Abstract:Machine learning models for radiology benefit from large-scale data sets with high quality labels for abnormalities. We curated and analyzed a chest computed tomography (CT) data set of 36,316 volumes from 19,993 unique patients. This is the largest multiply-annotated volumetric medical imaging data set reported. To annotate this data set, we developed a rule-based method for automatically extracting abnormality labels from free-text radiology reports with an average F-score of 0.976 (min 0.941, max 1.0).

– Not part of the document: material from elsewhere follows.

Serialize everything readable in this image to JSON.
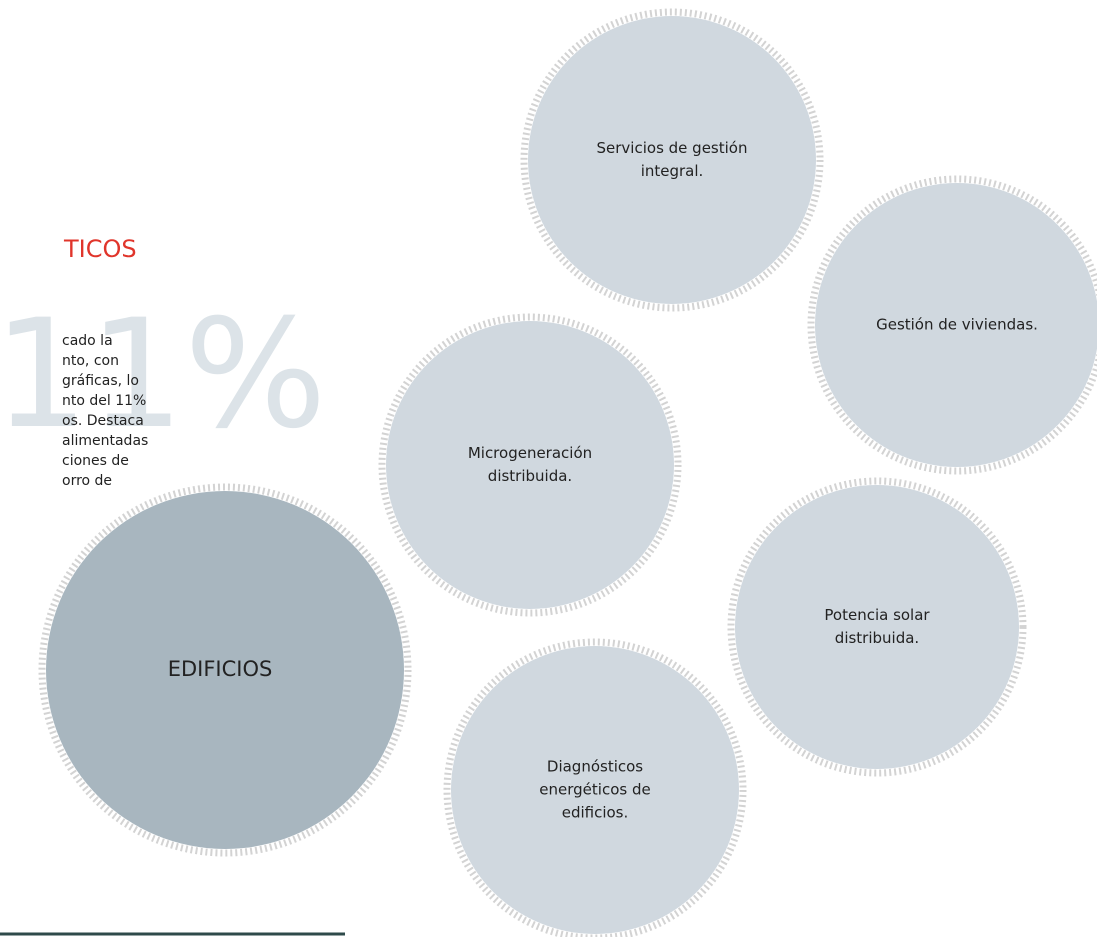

We also developed a model for multi-organ, multi-disease classification of chest CT volumes that uses a deep convolutional neural network (CNN). This model reached a classification performance of AUROC greater than 0.90 for 18 abnormalities, with an average AUROC of 0.773 for all 83 abnormalities, demonstrating the feasibility of learning from unfiltered whole volume CT data. We show that training on more labels improves performance significantly: for a subset of 9 labels - nodule, opacity, atelectasis, pleural effusion, consolidation, mass, pericardial effusion, cardiomegaly, and pneumothorax - the model's average AUROC increased by 10% when the number of training labels was increased from 9 to all 83. All code for volume preprocessing, automated label extraction, and the volume abnormality prediction model will be made publicly available. The 36,316 CT volumes and labels will also be made publicly available pending institutional approval.